Dal veto di Telefonica all’ingresso di nuovi soci finanziari (fondi libici in primo luogo), fino al tramonto di ogni ipotesi di accordo con 3 Italia. Vista così, la fase due della strategia di Franco Bernabè per il rilancio di Telecom, con il nuovo piano industriale che sarà presentato il 2 dicembre, sembra costellata di vicoli ciechi. Ma, in fondo, non sono queste le partite decisive. Lo è invece quella sulla rete. E proprio su questo tema si sta aprendo una settimana da cui potrebbe emergere con una certa chiarezza l’indirizzo che il governo intende prendere su quel next generation network (la rete di nuova generazione, basata sulla fibra ottica o su un mix di tecnologie) che è considerata una infrastruttura fondamentale per lo sviluppo economico del Paese. Fra lunedì e martedì è attesa la riunione della commissione trasporti della Camera presieduta da Mario Valducci che, dopo aver ascoltato tutti gli operatori (compresi quelli del settore televisivo), presenterà ufficialmente i suoi orientamenti. Quella che sembra profilarsi è la richiesta di una separazione funzionale fra la gestione della rete e quella di servizi e contenuti. Un «modello» molto simile a quello adottato in Gran Bretagna da Bt con Open Reach.
Vale a dire un passo che va ben oltre la scelta adottata da Telecom Italia quando ha fatto confluire le infrastrutture di rete nella divisione Open Access, risultato di una semplice separazione amministrativa.

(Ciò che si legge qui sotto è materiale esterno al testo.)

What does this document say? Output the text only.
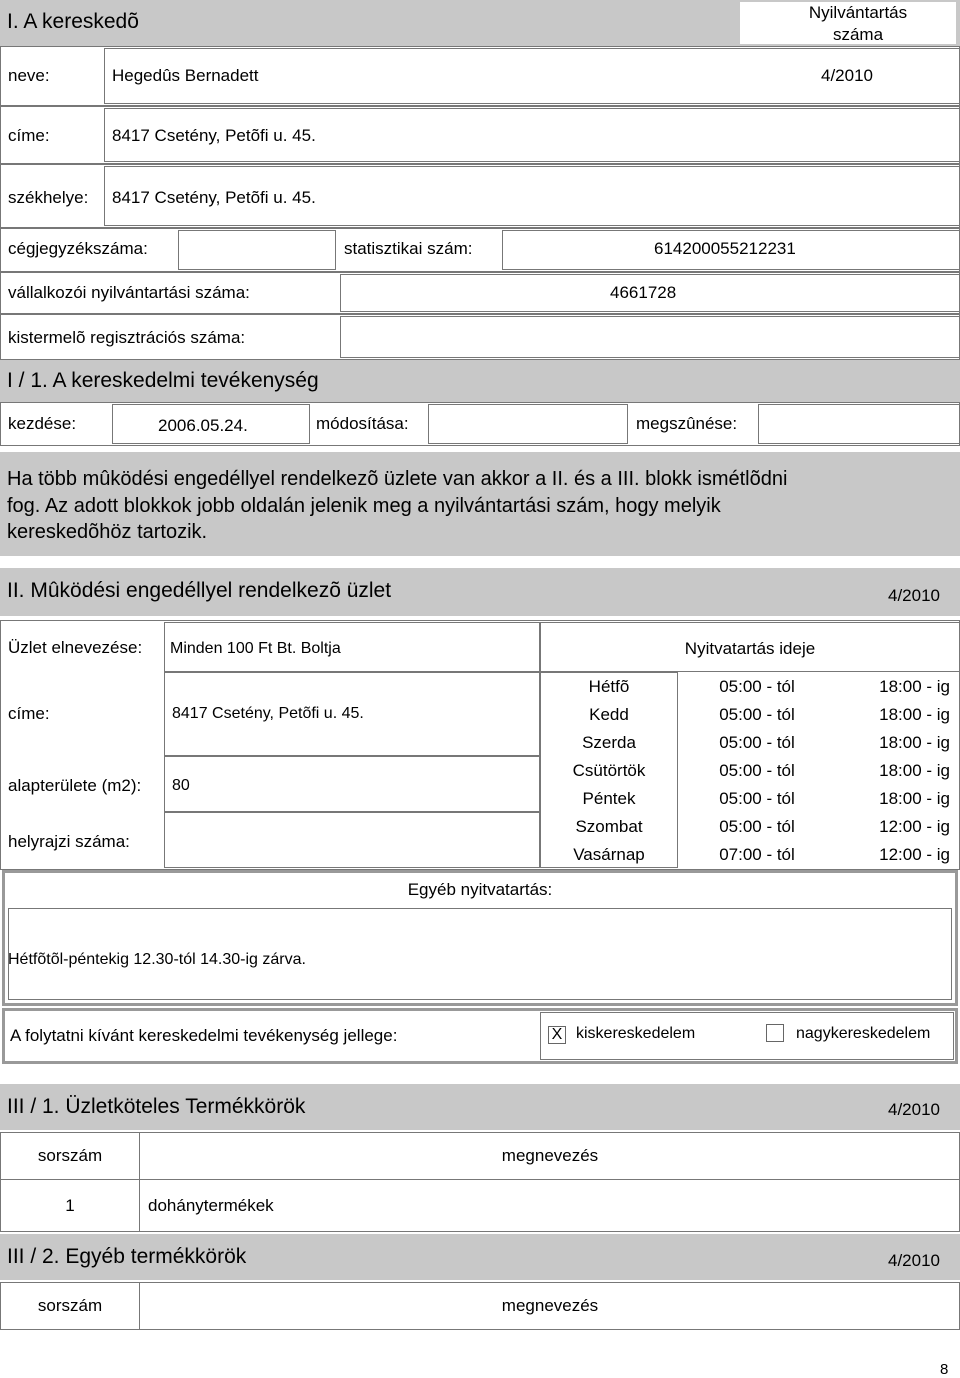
I. A kereskedõ	Nyilvántartás
száma
neve:	Hegedûs Bernadett	4/2010
címe:	8417 Csetény, Petõfi u. 45.
székhelye: 8417 Csetény, Petõfi u. 45.
cégjegyzékszáma:	statisztikai szám:	614200055212231
vállalkozói nyilvántartási száma:	4661728
kistermelõ regisztrációs száma:
I / 1. A kereskedelmi tevékenység
kezdése:	2006.05.24.	módosítása:	megszûnése:
Ha több mûködési engedéllyel rendelkezõ üzlete van akkor a II. és a III. blokk ismétlõdni
fog. Az adott blokkok jobb oldalán jelenik meg a nyilvántartási szám, hogy melyik
kereskedõhöz tartozik.
II. Mûködési engedéllyel rendelkezõ üzlet	4/2010
Üzlet elnevezése: Minden 100 Ft Bt. Boltja
címe:	8417 Csetény, Petõfi u. 45.
alapterülete (m2): 80
helyrajzi száma:
Nyitvatartás ideje
Hétfõ	05:00 - tól	18:00 - ig
Kedd	05:00 - tól	18:00 - ig
Szerda	05:00 - tól	18:00 - ig
Csütörtök	05:00 - tól	18:00 - ig
Péntek	05:00 - tól	18:00 - ig
Szombat	05:00 - tól	12:00 - ig
Vasárnap	07:00 - tól	12:00 - ig
Egyéb nyitvatartás:
Hétfõtõl-péntekig 12.30-tól 14.30-ig zárva.
A folytatni kívánt kereskedelmi tevékenység jellege:	X kiskereskedelem	nagykereskedelem
III / 1. Üzletköteles Termékkörök	4/2010
sorszám	megnevezés
1	dohánytermékek
III / 2. Egyéb termékkörök	4/2010
sorszám	megnevezés
8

Mercoledì, poi, sarà la volta dell’Authority per le Comunicazioni (Agcom) pronunciarsi sugli «impegni » presentati nei mesi scorsi da Telecom Italia. E qui, tutto lascia pensare che il sostanziale favore con cui i commissari avevano accolto l’«iniziativa autonoma » del gruppo di telecomunicazioni lasci il posto a una valutazione più critica. Con esplicite richieste di emendamenti alla carta degli «impegni» che servano a rendere più efficace la distinzione fra Telecom e la sua infrastruttura di rete. Quel che è certo è che, rispetto a pochi mesi fa, appare cambiato il fronte dei concorrenti che premono per maggiori aperture dell’ex monopolista. O meglio, è mutata la stessa mappa dei «concorrenti», con l’aggiunta soprattutto degli operatori televisivi e, in particolare, di Mediaset. Da almeno un paio di mesi il gruppo controllato da Silvio Berlusconi non fa mistero di voler giocare un ruolo di primo piano nel business della rete di nuova generazione, canale di passaggio dei programmi di tv a pagamento di protocollo internet. «Deve essere un patrimonio di tutto il paese, e dunque anche di Mediaset», ha ribadito al meeting di Capri il consigliere d’amministrazione del Biscione, Gina Nieri.

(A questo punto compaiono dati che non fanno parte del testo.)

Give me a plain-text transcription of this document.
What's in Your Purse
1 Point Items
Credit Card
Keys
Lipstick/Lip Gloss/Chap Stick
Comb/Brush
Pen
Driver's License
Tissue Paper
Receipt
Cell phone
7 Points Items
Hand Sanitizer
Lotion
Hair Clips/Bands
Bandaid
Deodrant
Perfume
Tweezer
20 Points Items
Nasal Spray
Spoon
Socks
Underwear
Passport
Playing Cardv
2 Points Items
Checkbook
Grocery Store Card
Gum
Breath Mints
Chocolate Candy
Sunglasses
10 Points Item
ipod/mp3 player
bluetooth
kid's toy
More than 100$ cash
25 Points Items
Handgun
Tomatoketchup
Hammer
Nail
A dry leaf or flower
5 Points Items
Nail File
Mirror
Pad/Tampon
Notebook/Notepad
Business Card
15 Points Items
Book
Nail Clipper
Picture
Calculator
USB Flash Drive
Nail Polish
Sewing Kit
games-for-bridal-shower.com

E, mentre entra nella fase decisiva la partita sulle infrastrutture, fra gli stessi concorrenti «tradizionali» (da Wind a Fastweb fino a Vodafone-Tele2) cresce la preoccupazione per le mosse che Telecom Italia sta mettendo in campo per incrementare la sua quota (ancora oltre il 70%) nel mercato delle telecomunicazioni su rete fissa. Qualcuno, almeno dei documenti interni, parla del rischio di un ritorno a una situazione di sostanziale monopolio, che passa attraverso la frenata degli investimenti sul tradizionale network in rame, l’aumento del canone per gli abbonati (proprio mentre viene lanciata Alice senza canone) e la richiesta di un sostanziale incremento delle tariffe unbundling, cioè quelle che i concorrenti pagano a Telecom per l’accesso alla rete locale.